Queen Wilhelmina spent her final years at Het Loo and died there in 1962. She had declared in 1960 that on her death the estate should pass to the Dutch state - with the request that it return to her family if the Netherlands ever abolished the monarchy. The Crown Domain became state property. Her daughter Queen Juliana never lived there. Princess Margriet and her husband Pieter van Vollenhoven occupied the right wing of the palace until 1975, when a separate modern home, Het Loo House, was built for them in the grounds. The main palace was renovated between 1976 and 1982 and opened as a state museum in 1984. Visitors walk through interiors furnished with original Orange-Nassau pieces. A library specializes in the dynasty's history. A separate museum inside catalogs the medals and decorations of the Netherlands' orders of knighthood.

The KAAN Renovation

In 2016, an international architectural competition asked how to bring a 17th-century palace into the 21st century without rearranging its bones. KAAN Architecten won.
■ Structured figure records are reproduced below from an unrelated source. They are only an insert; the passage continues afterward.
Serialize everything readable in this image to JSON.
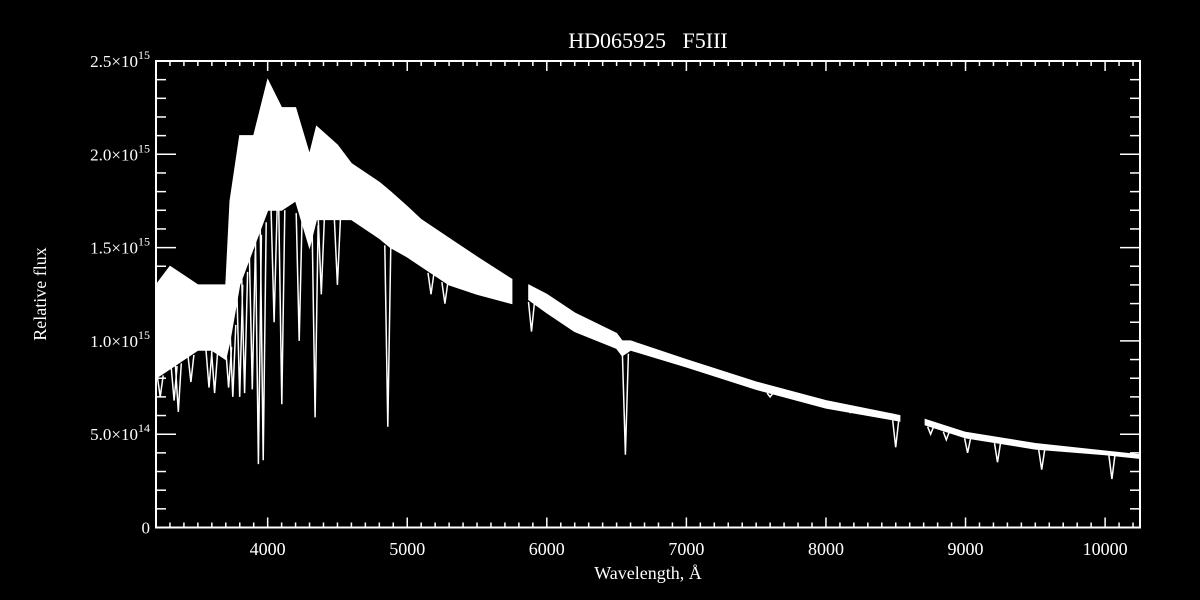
{
  "chart_data": {
    "type": "line",
    "title": "HD065925   F5III",
    "xlabel": "Wavelength, Å",
    "ylabel": "Relative flux",
    "xlim": [
      3200,
      10250
    ],
    "ylim": [
      0,
      2500000000000000.0
    ],
    "grid": false,
    "background": "#000000",
    "line_color": "#ffffff",
    "x_ticks": [
      4000,
      5000,
      6000,
      7000,
      8000,
      9000,
      10000
    ],
    "x_tick_labels": [
      "4000",
      "5000",
      "6000",
      "7000",
      "8000",
      "9000",
      "10000"
    ],
    "y_ticks": [
      0,
      500000000000000.0,
      1000000000000000.0,
      1500000000000000.0,
      2000000000000000.0,
      2500000000000000.0
    ],
    "y_tick_labels": [
      {
        "mantissa": "0",
        "exponent": ""
      },
      {
        "mantissa": "5.0×10",
        "exponent": "14"
      },
      {
        "mantissa": "1.0×10",
        "exponent": "15"
      },
      {
        "mantissa": "1.5×10",
        "exponent": "15"
      },
      {
        "mantissa": "2.0×10",
        "exponent": "15"
      },
      {
        "mantissa": "2.5×10",
        "exponent": "15"
      }
    ],
    "flux_unit": 1000000000000000.0,
    "segments": [
      {
        "points": [
          [
            3200,
            1.3,
            0.8
          ],
          [
            3300,
            1.4,
            0.85
          ],
          [
            3400,
            1.35,
            0.9
          ],
          [
            3500,
            1.3,
            0.95
          ],
          [
            3600,
            1.3,
            0.95
          ],
          [
            3700,
            1.3,
            0.9
          ],
          [
            3730,
            1.75,
            1.0
          ],
          [
            3800,
            2.1,
            1.3
          ],
          [
            3900,
            2.1,
            1.5
          ],
          [
            4000,
            2.4,
            1.7
          ],
          [
            4100,
            2.25,
            1.7
          ],
          [
            4200,
            2.25,
            1.75
          ],
          [
            4300,
            2.0,
            1.5
          ],
          [
            4350,
            2.15,
            1.65
          ],
          [
            4500,
            2.05,
            1.65
          ],
          [
            4600,
            1.95,
            1.65
          ],
          [
            4800,
            1.85,
            1.55
          ],
          [
            4880,
            1.8,
            1.5
          ],
          [
            5000,
            1.72,
            1.45
          ],
          [
            5100,
            1.65,
            1.4
          ],
          [
            5300,
            1.55,
            1.3
          ],
          [
            5500,
            1.45,
            1.25
          ],
          [
            5750,
            1.33,
            1.2
          ]
        ]
      },
      {
        "points": [
          [
            5870,
            1.3,
            1.22
          ],
          [
            6000,
            1.25,
            1.15
          ],
          [
            6200,
            1.15,
            1.05
          ],
          [
            6500,
            1.04,
            0.96
          ],
          [
            6540,
            1.0,
            0.92
          ],
          [
            6600,
            1.0,
            0.95
          ],
          [
            7000,
            0.9,
            0.86
          ],
          [
            7500,
            0.78,
            0.74
          ],
          [
            8000,
            0.68,
            0.64
          ],
          [
            8530,
            0.6,
            0.57
          ]
        ]
      },
      {
        "points": [
          [
            8710,
            0.58,
            0.55
          ],
          [
            9000,
            0.51,
            0.48
          ],
          [
            9500,
            0.45,
            0.42
          ],
          [
            10000,
            0.41,
            0.39
          ],
          [
            10250,
            0.39,
            0.37
          ]
        ]
      }
    ],
    "absorption_lines": [
      [
        3230,
        0.7
      ],
      [
        3330,
        0.68
      ],
      [
        3360,
        0.62
      ],
      [
        3450,
        0.78
      ],
      [
        3580,
        0.75
      ],
      [
        3620,
        0.72
      ],
      [
        3720,
        0.75
      ],
      [
        3750,
        0.7
      ],
      [
        3800,
        0.7
      ],
      [
        3835,
        0.72
      ],
      [
        3890,
        0.74
      ],
      [
        3934,
        0.34
      ],
      [
        3968,
        0.36
      ],
      [
        4046,
        1.1
      ],
      [
        4101,
        0.66
      ],
      [
        4226,
        1.0
      ],
      [
        4340,
        0.59
      ],
      [
        4384,
        1.25
      ],
      [
        4500,
        1.3
      ],
      [
        4861,
        0.54
      ],
      [
        5170,
        1.25
      ],
      [
        5270,
        1.2
      ],
      [
        5890,
        1.05
      ],
      [
        6563,
        0.39
      ],
      [
        7600,
        0.7
      ],
      [
        8190,
        0.62
      ],
      [
        8500,
        0.43
      ],
      [
        8542,
        0.45
      ],
      [
        8662,
        0.48
      ],
      [
        8750,
        0.5
      ],
      [
        8862,
        0.47
      ],
      [
        9015,
        0.4
      ],
      [
        9229,
        0.35
      ],
      [
        9546,
        0.31
      ],
      [
        10049,
        0.26
      ]
    ]
  }
}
Their proposal added more than 5,000 square meters of new visitor facilities - all of it placed underground or hidden inside existing wings. The grass-and-gravel forecourt was replaced with a large central fountain that doubles as a skylight illuminating a new 'Grand Foyer' beneath. From this underground hall, new grand staircases bring visitors up into the historical rooms and into new temporary exhibition galleries. The renovation opened in April 2023. Het Loo is now the 8th-most-visited museum in the Netherlands, drawing more than 400,000 people a year - the same gentleman's residence William built, still pretending it isn't a palace, still hiding the cleverness in the back.

From the Air

Het Loo Palace is on the northwest edge of Apeldoorn at 52.234 deg N, 5.946 deg E in Gelderland province, Netherlands. The formal gardens behind the palace form a distinctive geometric pattern visible from altitude. The Kroondomein Het Loo (Crown Domain) extends north and west into the Veluwe forest. Teuge Airport (EHTE) is 3.5 nautical miles northeast for general aviation; Schiphol (EHAM) is the nearest major airport, 80 km west. Best viewed in clear weather from lower cruising altitudes - the radial garden axes and central fountain are signature visual landmarks.